In “U-Boat,” the “Southland” episode airing Tuesday, March 16, on TNT, rookie LAPD Officer Ben Sherman (Benjamin McKenzie) heads out alone in a patrol car for the first time.
“It’s spelled ‘U-Boat,'” McKenzie tells Zap2it, “but it’s thought of as ‘You-Boat.’ It gets pretty hairy. I encounter a lot of stuff. I actually think it’s one of our strongest episodes all the way around, but mainly I think it’s great because it’s a lot of me.
“It has a lot of great themes, has some very strong arcs for my character, for Michael’s character and Regina’s character.
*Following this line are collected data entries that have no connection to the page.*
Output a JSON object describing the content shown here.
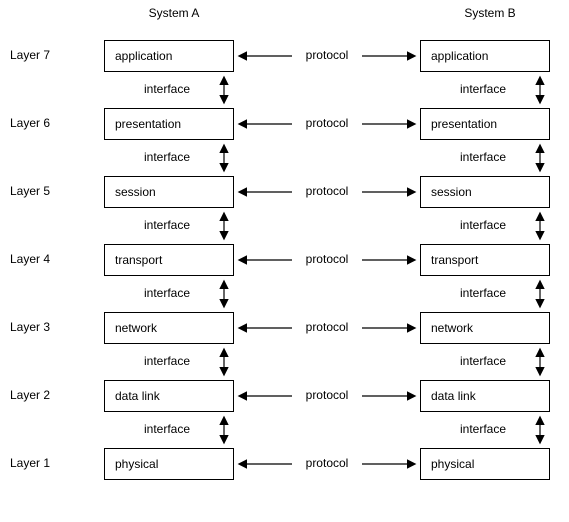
{
  "headers": {
    "systemA": "System A",
    "systemB": "System B"
  },
  "rowLabels": [
    "Layer 7",
    "Layer 6",
    "Layer 5",
    "Layer 4",
    "Layer 3",
    "Layer 2",
    "Layer 1"
  ],
  "boxesA": [
    "application",
    "presentation",
    "session",
    "transport",
    "network",
    "data link",
    "physical"
  ],
  "boxesB": [
    "application",
    "presentation",
    "session",
    "transport",
    "network",
    "data link",
    "physical"
  ],
  "interfaceA": [
    "interface",
    "interface",
    "interface",
    "interface",
    "interface",
    "interface"
  ],
  "interfaceB": [
    "interface",
    "interface",
    "interface",
    "interface",
    "interface",
    "interface"
  ],
  "protocol": [
    "protocol",
    "protocol",
    "protocol",
    "protocol",
    "protocol",
    "protocol",
    "protocol"
  ]
}
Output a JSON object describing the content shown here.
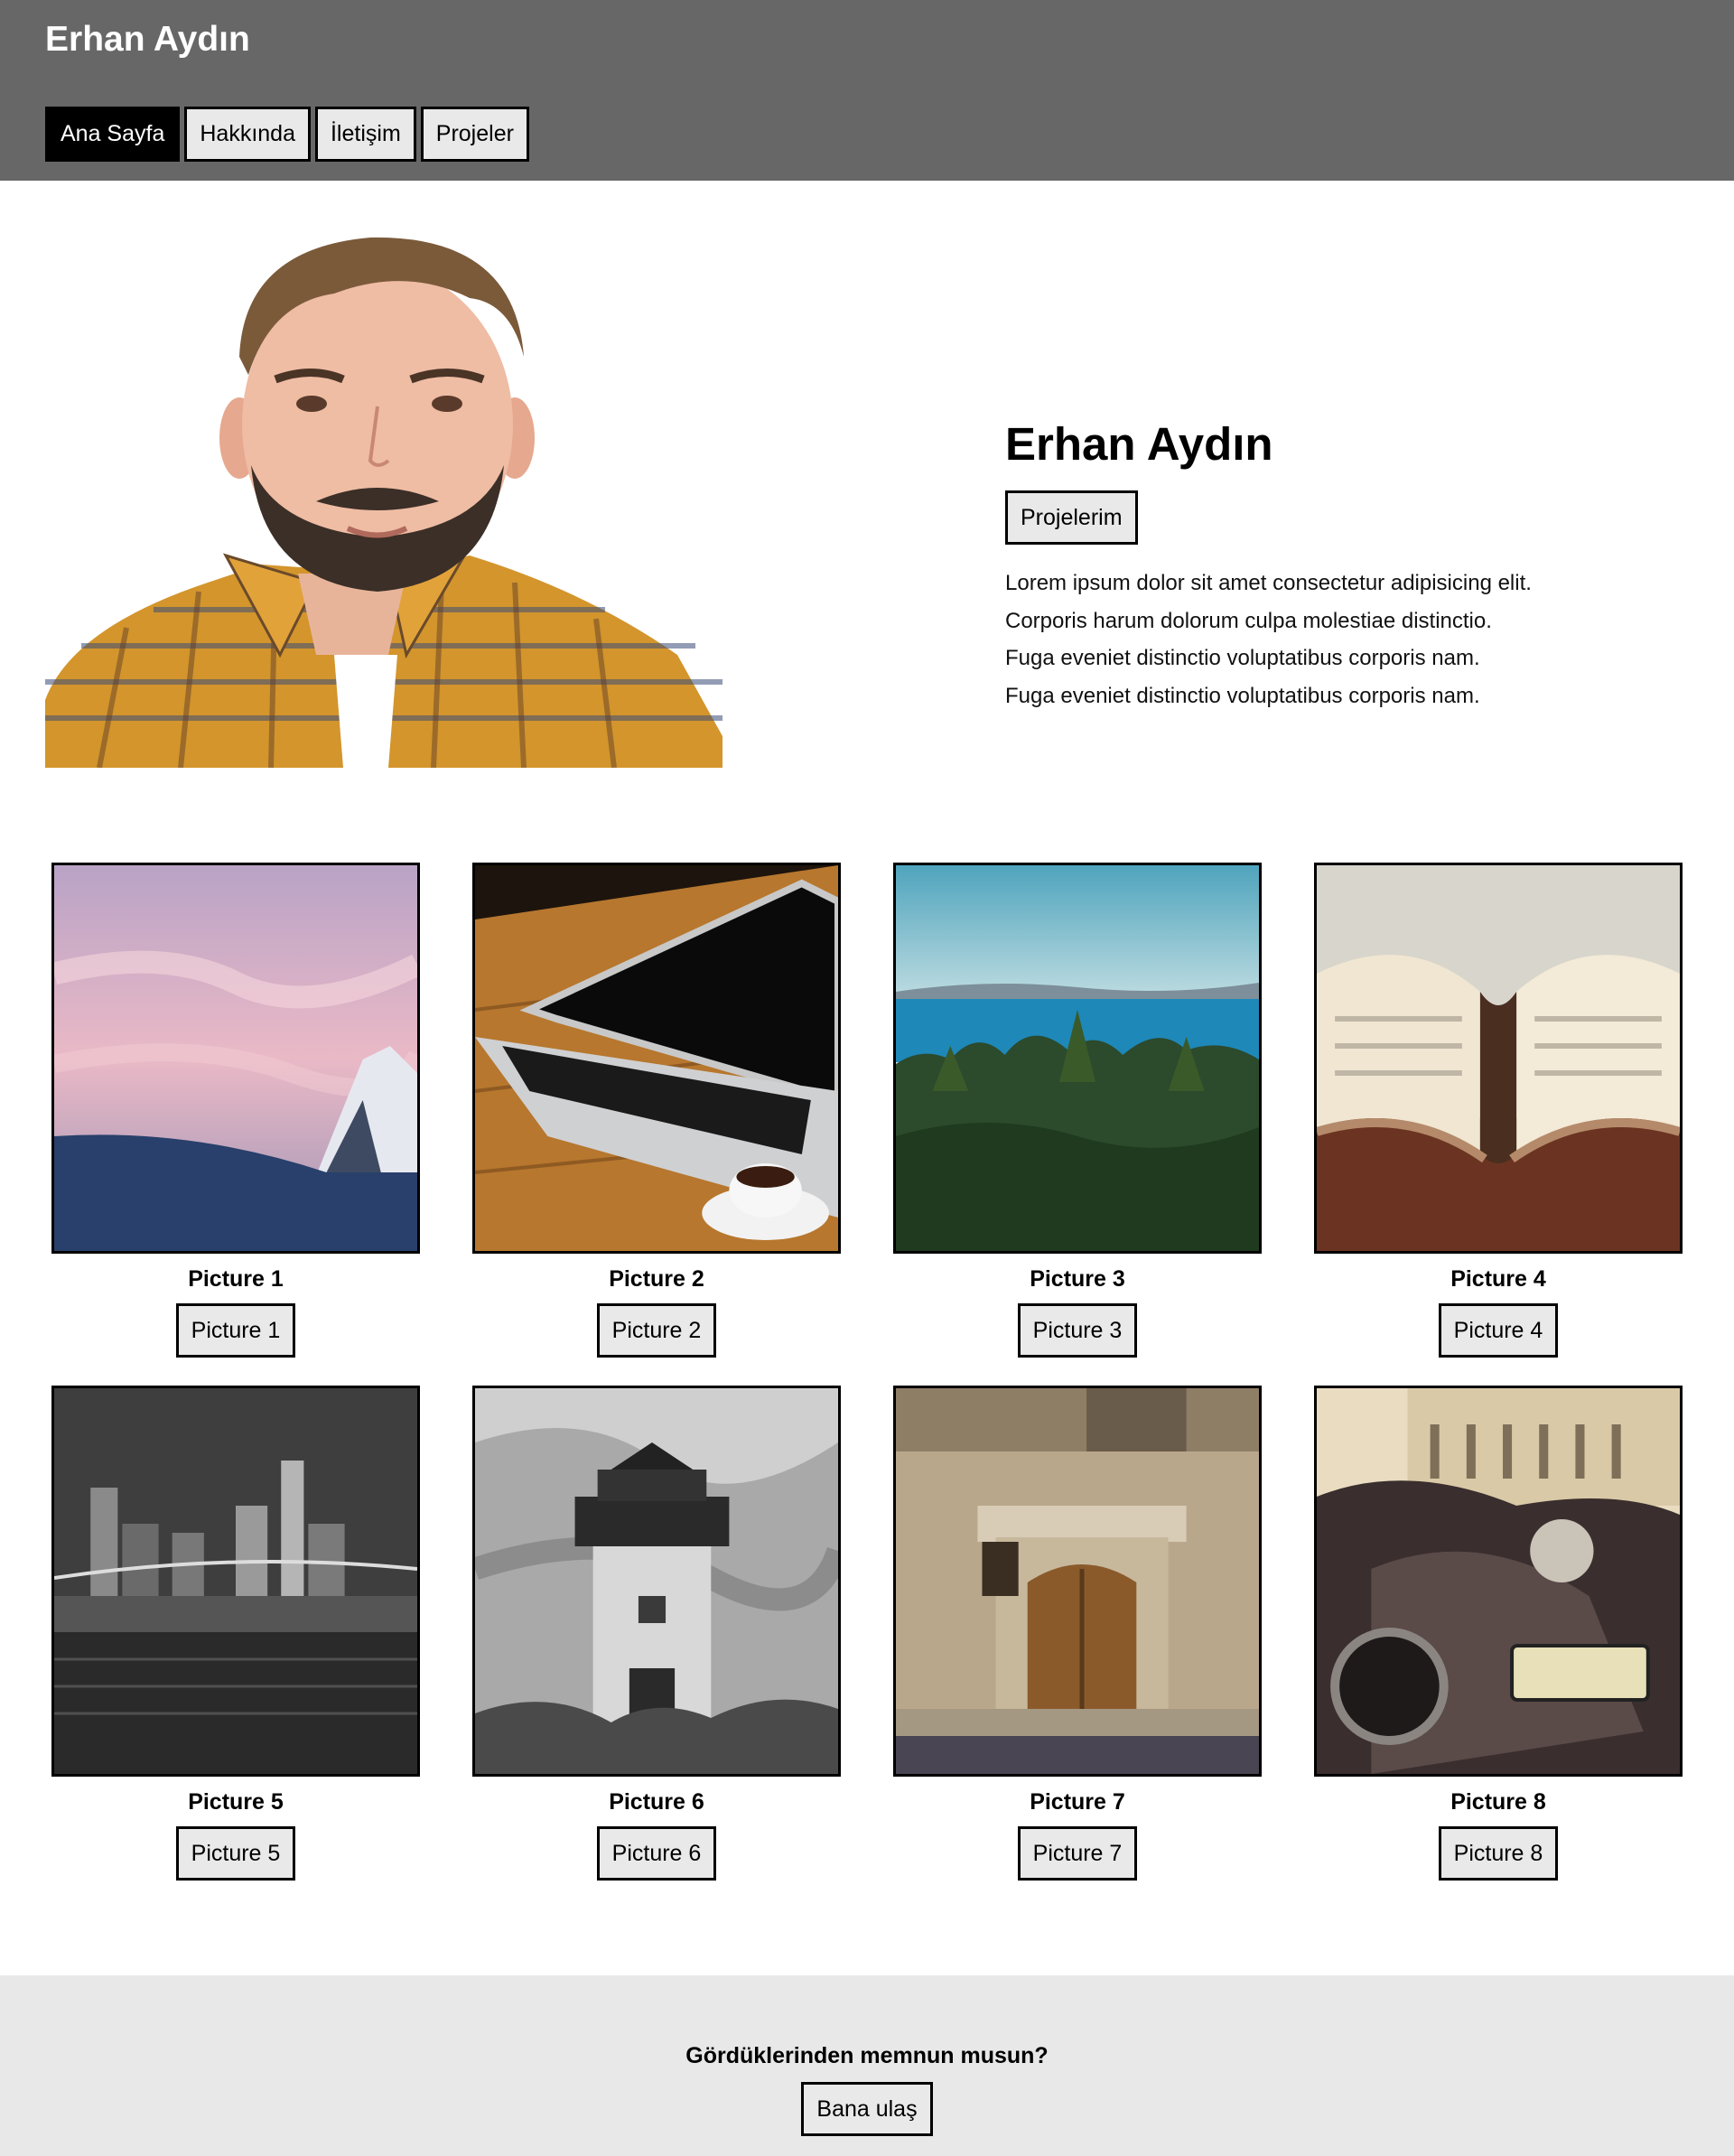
{
  "header": {
    "title": "Erhan Aydın",
    "nav": [
      "Ana Sayfa",
      "Hakkında",
      "İletişim",
      "Projeler"
    ]
  },
  "hero": {
    "name": "Erhan Aydın",
    "button": "Projelerim",
    "lines": [
      "Lorem ipsum dolor sit amet consectetur adipisicing elit.",
      "Corporis harum dolorum culpa molestiae distinctio.",
      "Fuga eveniet distinctio voluptatibus corporis nam.",
      "Fuga eveniet distinctio voluptatibus corporis nam."
    ]
  },
  "gallery": [
    {
      "title": "Picture 1",
      "button": "Picture 1"
    },
    {
      "title": "Picture 2",
      "button": "Picture 2"
    },
    {
      "title": "Picture 3",
      "button": "Picture 3"
    },
    {
      "title": "Picture 4",
      "button": "Picture 4"
    },
    {
      "title": "Picture 5",
      "button": "Picture 5"
    },
    {
      "title": "Picture 6",
      "button": "Picture 6"
    },
    {
      "title": "Picture 7",
      "button": "Picture 7"
    },
    {
      "title": "Picture 8",
      "button": "Picture 8"
    }
  ],
  "footer": {
    "question": "Gördüklerinden memnun musun?",
    "button": "Bana ulaş"
  }
}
I think it’s one of our best.”
Michael is Michael Cudlitz, who plays Sherman’s training officer, John Cooper; and Regina is Regina King, who plays Detective Lydia Adams (and is also in the new movie “Our Family Wedding”).
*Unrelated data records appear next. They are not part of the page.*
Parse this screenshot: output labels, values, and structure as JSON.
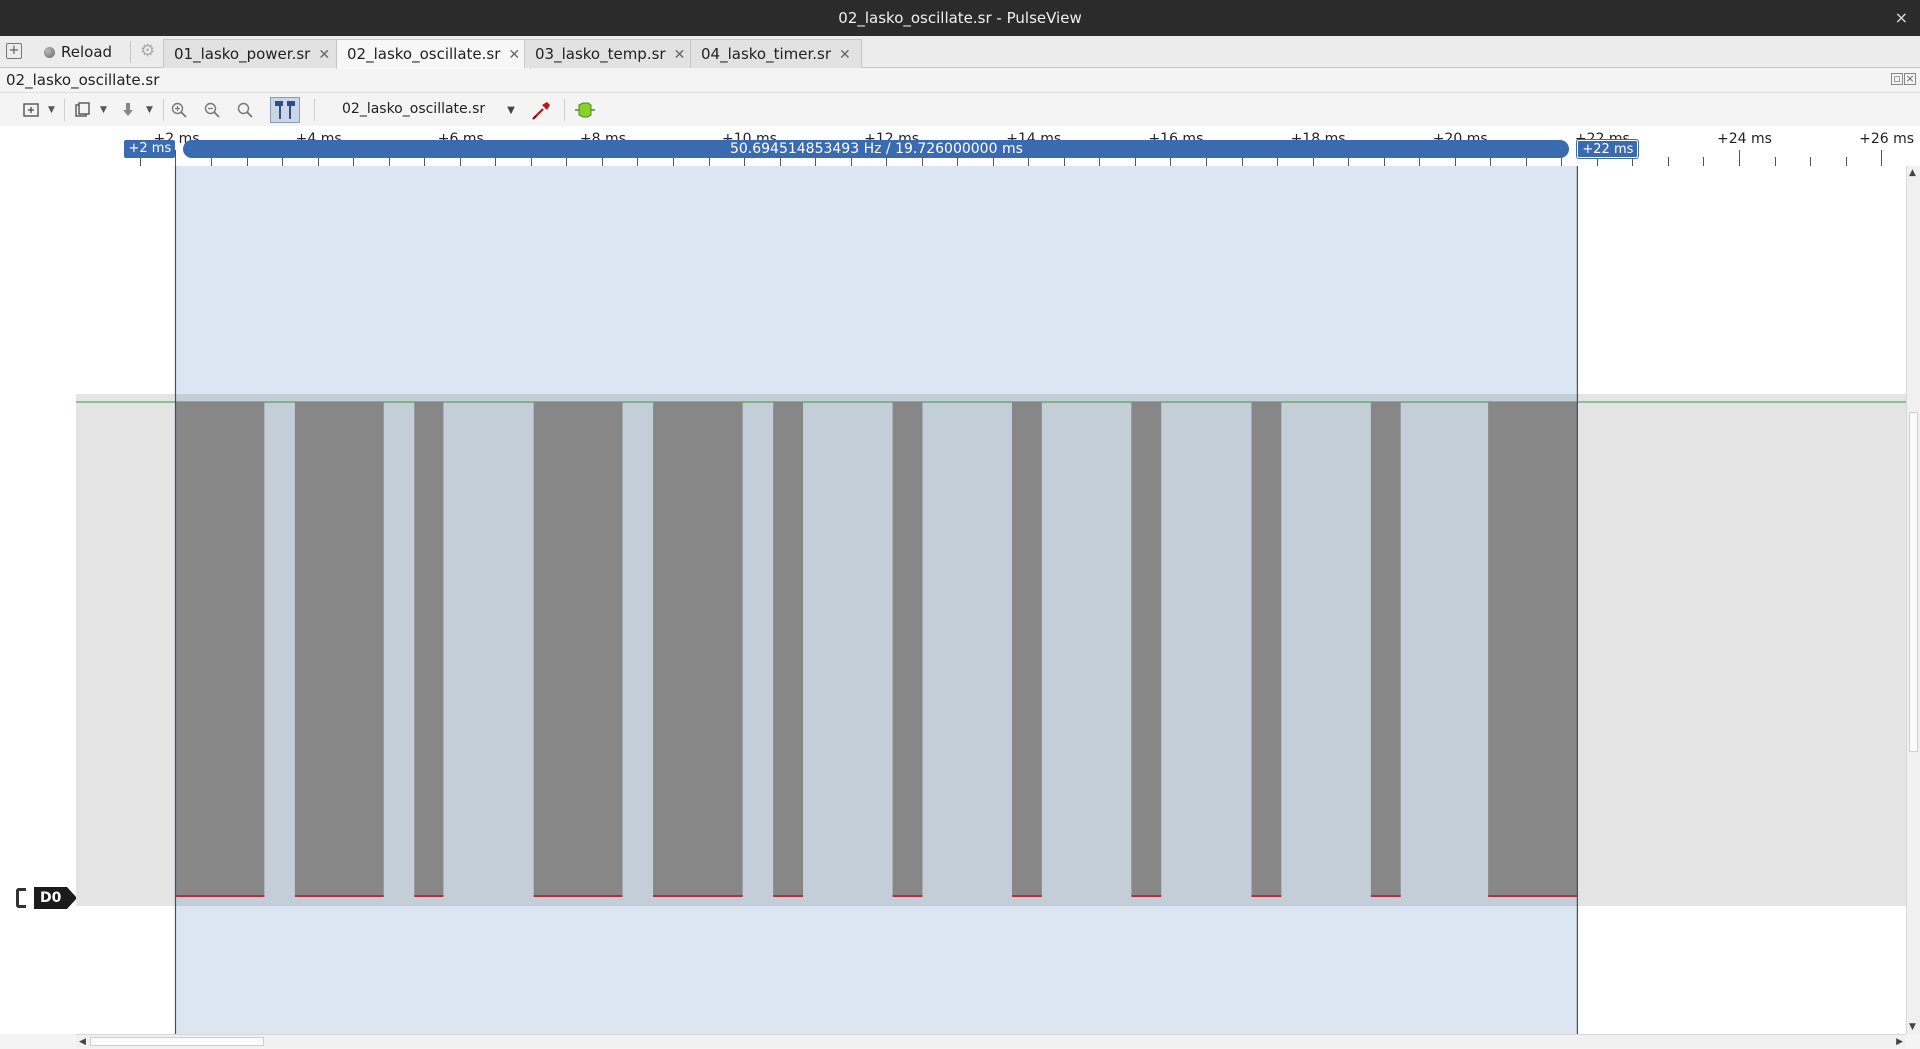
{
  "window": {
    "title": "02_lasko_oscillate.sr - PulseView",
    "close_glyph": "×"
  },
  "tabbar": {
    "new_session_glyph": "+",
    "reload_label": "Reload",
    "tabs": [
      {
        "label": "01_lasko_power.sr",
        "active": false
      },
      {
        "label": "02_lasko_oscillate.sr",
        "active": true
      },
      {
        "label": "03_lasko_temp.sr",
        "active": false
      },
      {
        "label": "04_lasko_timer.sr",
        "active": false
      }
    ],
    "tab_close_glyph": "✕"
  },
  "session": {
    "label": "02_lasko_oscillate.sr"
  },
  "toolbar": {
    "icons": [
      "add-view-icon",
      "open-file-icon",
      "save-icon",
      "zoom-in-icon",
      "zoom-out-icon",
      "zoom-fit-icon",
      "cursor-toggle-icon",
      "probe-icon",
      "trigger-decoder-icon"
    ],
    "device": "02_lasko_oscillate.sr"
  },
  "ruler": {
    "tick_labels": [
      "+2 ms",
      "+4 ms",
      "+6 ms",
      "+8 ms",
      "+10 ms",
      "+12 ms",
      "+14 ms",
      "+16 ms",
      "+18 ms",
      "+20 ms",
      "+22 ms",
      "+24 ms",
      "+26 ms"
    ],
    "cursor_left_label": "+2 ms",
    "cursor_right_label": "+22 ms",
    "measurement": "50.694514853493 Hz / 19.726000000 ms"
  },
  "trace": {
    "channel": "D0",
    "time_start_ms": 0.6,
    "time_end_ms": 26.35,
    "cursor_a_ms": 2.0,
    "cursor_b_ms": 21.726,
    "bursts_ms": [
      [
        2.0,
        3.25
      ],
      [
        3.68,
        4.93
      ],
      [
        5.36,
        5.77
      ],
      [
        7.04,
        8.29
      ],
      [
        8.72,
        9.98
      ],
      [
        10.41,
        10.83
      ],
      [
        12.09,
        12.51
      ],
      [
        13.77,
        14.19
      ],
      [
        15.45,
        15.87
      ],
      [
        17.14,
        17.56
      ],
      [
        18.82,
        19.24
      ],
      [
        20.47,
        21.726
      ]
    ],
    "colors": {
      "selection": "#dce6f2",
      "signal_band": "#e4e4e4",
      "signal_band_selected": "#c4ced9",
      "burst": "#878787",
      "cursor_line": "#34507a",
      "high_line": "#2f9e2f",
      "low_line": "#c8243a"
    }
  },
  "scrollbars": {
    "up": "▲",
    "down": "▼",
    "left": "◀",
    "right": "▶"
  }
}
Recently, a gossip Website circulated rumors that fans wanted Sherman and Adams to have a relationship, but McKenzie doesn’t give that a lot of credence.
“There are a couple of people who are angling for that to happen,” McKenzie says. “Patrol officers don’t necessarily have a lot of contact with detectives. There’s not a lot of natural overlap. That doesn’t mean there couldn’t be a detective in a relationship with a patrol officer.
“As much as I kid around [about it], I don’t think that’s where the show’s going. I’d be happy to go there. Regina’s fantastic, and she’s gorgeous, but I don’t think that’s where they’re trying to take the show. It’s just something to write about.”
Although the Cooper character is gay, there are no plans for romance between him and Sherman either, but that doesn’t stop the actors from having a telephone bromance of their own.
“Cudlitz and I end up talking,” McKenzie says, “if not every day, multiple times a week. He’s pretty into the show, as am I, so we talk about what’s going on and what we can do to promote it, interactions with fans. I talk to him a lot.
“If [the show] went away, it would be sad that I wouldn’t see him.”
McKenzie and several of the other key cast members are under contract and need to be notified by June if TNT plans to produce new episodes of “Southland” (it’s currently airing ones that were produced by Warner Bros. for NBC, but didn’t air on the network).
“I think they would like to let us know sooner rather than later,” says McKenzie. “They’d like to do right by the cast, but they need to see the first, I would say, three [new] episodes’ worth of ratings, so they know it’s at least holding steady or not, at a particular number.
“So, I’m hopeful that we’ll know one way or another by the end of March.”
Although the 10 p.m. ET slot has once again opened up for scripted shows on NBC, McKenzie is happy right where he is.
“To be honest with you,” McKenzie says, “if we go forward into new seasons on TNT, TNT will be a better home for us than NBC was, because the content of the show doesn’t jibe with what NBC’s trying to do. They’re not trying to make this kind of show.”